Judge refuses to acquit Manning on theft charges

U.S. Army Private First Class Bradley Manning is escorted by military police as he arrives for closing arguments in his military trial July 25, 2013 Fort George G. Meade, Maryland (AFP Photo / Chip Somodevilla)RT News

A military judge said early Thursday that she would not dismiss charges of theft against Army Private first class Bradley Manning. The soldier is expected to be sentenced next week for the largest intelligence leak in United States history.

Col. Denise Lind ruled from Ft. Meade, Maryland Thursday morning that she must reject the defense’s plea to acquit Pfc. Manning on five charges relating to the alleged robbery of government documents.  

Judge denies motion to dismiss charges of stealing government property

Manning, 25, has been charged with nearly two dozen counts related to his admitted role in sending sensitive files to the anti-secrecy website WikiLeaks while deployed as an intelligence analyst in Iraq. Last week Col. Lind dismissed a request to acquit Manning on the charge of aiding an enemy, an allegation that could land him in prison for life if found guilty when the sentencing phase commences next week.

Among the 21 counts against Manning are allegations the soldier stole, purloined or knowingly converted information. The government has charged him with five counts of violating 18 USC § 641, one for each of the five tomes of data he admitted to sending to WikiLeaks.

If found guilty of stealing those databases — field reports from the Iraq and Afghan wars, Guantanamo Bay detainee assessment briefs, hundreds of thousands of State Department diplomatic cables and a global email address list for US soldiers — Manning could be sentenced to a total of 50 years in prison.

Defense attorneys for Manning hoped the court would acquit their client on the 641 violations in lieu of accepting pleas to lesser included offenses made by the soldier earlier this year.

Last week, journalist Alexa O’Brien reported from Ft. Meade that Manning faces upwards of 154 years to life if convicted on all counts presented by the government.

In addition to rejecting the defense’s motion to acquit, Col. Lind told attorneys for Manning that they could not move for a mistrial at this time since the prosecution was being afforded the opportunity to amend their charge sheet against the soldier.

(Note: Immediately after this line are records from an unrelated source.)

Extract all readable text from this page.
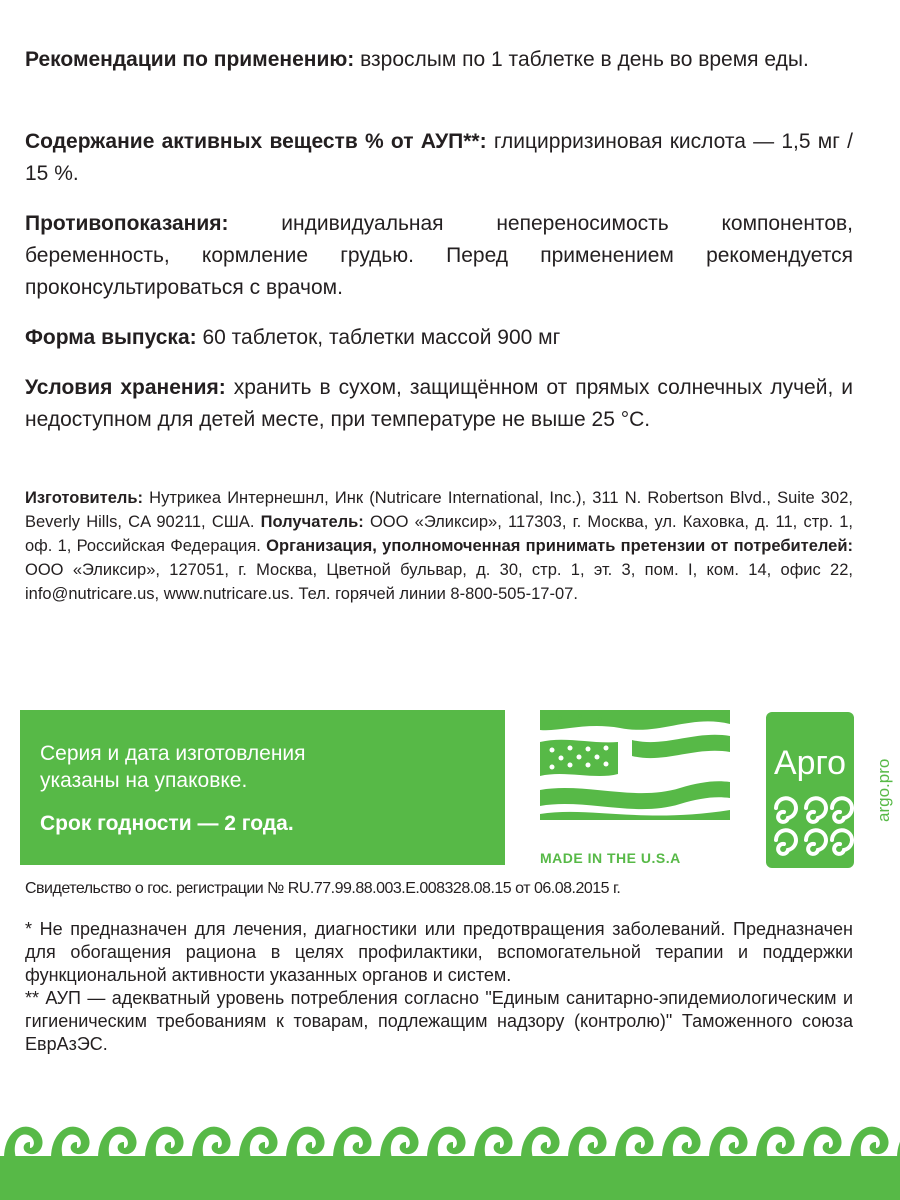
Рекомендации по применению: взрослым по 1 таблетке в день во время еды.

Содержание активных веществ % от АУП**: глицирризиновая кислота — 1,5 мг / 15 %.

Противопоказания: индивидуальная непереносимость компонентов, беременность, кормление грудью. Перед применением рекомендуется проконсультироваться с врачом.

Форма выпуска: 60 таблеток, таблетки массой 900 мг

Условия хранения: хранить в сухом, защищённом от прямых солнечных лучей, и недоступном для детей месте, при температуре не выше 25 °С.

Изготовитель: Нутрикеа Интернешнл, Инк (Nutricare International, Inc.), 311 N. Robertson Blvd., Suite 302, Beverly Hills, CA 90211, США. Получатель: ООО «Эликсир», 117303, г. Москва, ул. Каховка, д. 11, стр. 1, оф. 1, Российская Федерация. Организация, уполномоченная принимать претензии от потребителей: ООО «Эликсир», 127051, г. Москва, Цветной бульвар, д. 30, стр. 1, эт. 3, пом. I, ком. 14, офис 22, info@nutricare.us, www.nutricare.us. Тел. горячей линии 8-800-505-17-07.

Серия и дата изготовления
указаны на упаковке.
Срок годности — 2 года.
MADE IN THE U.S.A
Арго argo.pro
Свидетельство о гос. регистрации № RU.77.99.88.003.Е.008328.08.15 от 06.08.2015 г.

* Не предназначен для лечения, диагностики или предотвращения заболеваний. Предназначен для обогащения рациона в целях профилактики, вспомогательной терапии и поддержки функциональной активности указанных органов и систем.

** АУП — адекватный уровень потребления согласно "Единым санитарно-эпидемиологическим и гигиеническим требованиям к товарам, подлежащим надзору (контролю)" Таможенного союза ЕврАзЭС.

According to Nathan Fuller, a journalist reporting on the trial for the Bradley Manning Support Network, Col. Lind said the prosecution could change their charge against the private in order to allege him of stealing “portion[s] of” databases instead of full databases under 18 USC § 641.

Judge allowed government to change (@ last minute) charge sheet to allege stole “portion[s] of” databases instead of full databases

First the government, then the defense, is scheduled to present closing arguments Thursday morning into the afternoon. Manning’s court-martial could conclude as early as next week, ending a more than three-year-old ordeal that involved keeping the soldier in pretrial detention for more than 1,000 days, months of which were served in isolation. The defense previously attempted, unsuccessfully, to have charges dropped against Manning on account of the abuse he suffered during that confinement. Col. Lind agreed to take 112 days off of any eventual sentence.


2 thoughts on “Judge refuses to acquit Manning on theft charges

  1. …the fix is in… just like they tried to do in the TM /Zimmerman trial…only they get to hide behind “national security” on this one..and hide behind the walls of corrupt government…when the revolution breaks out… and this “judge”…is found out in the street hung from a tree…with a Grand Jury finding of guilty taped to her chest…then perhaps “judicial ethics & fairness” will be present and inherent in the system again eh? Screw the Corrupt US Government and their NWO butt-boys like H Kissinger and this pig of a judge…convict her of treason and hang her complicit ass in the trees…


    RJ O’Guillory
    Author –
    Webster Groves – The Life of an Insane Family

  2. I would be greatly surprised if Col. Denise Lind has even read the Constitution with the Bill of Rights, which she took an oath to uphold and protect, much less understand it and how it should translate into how she performs her duties.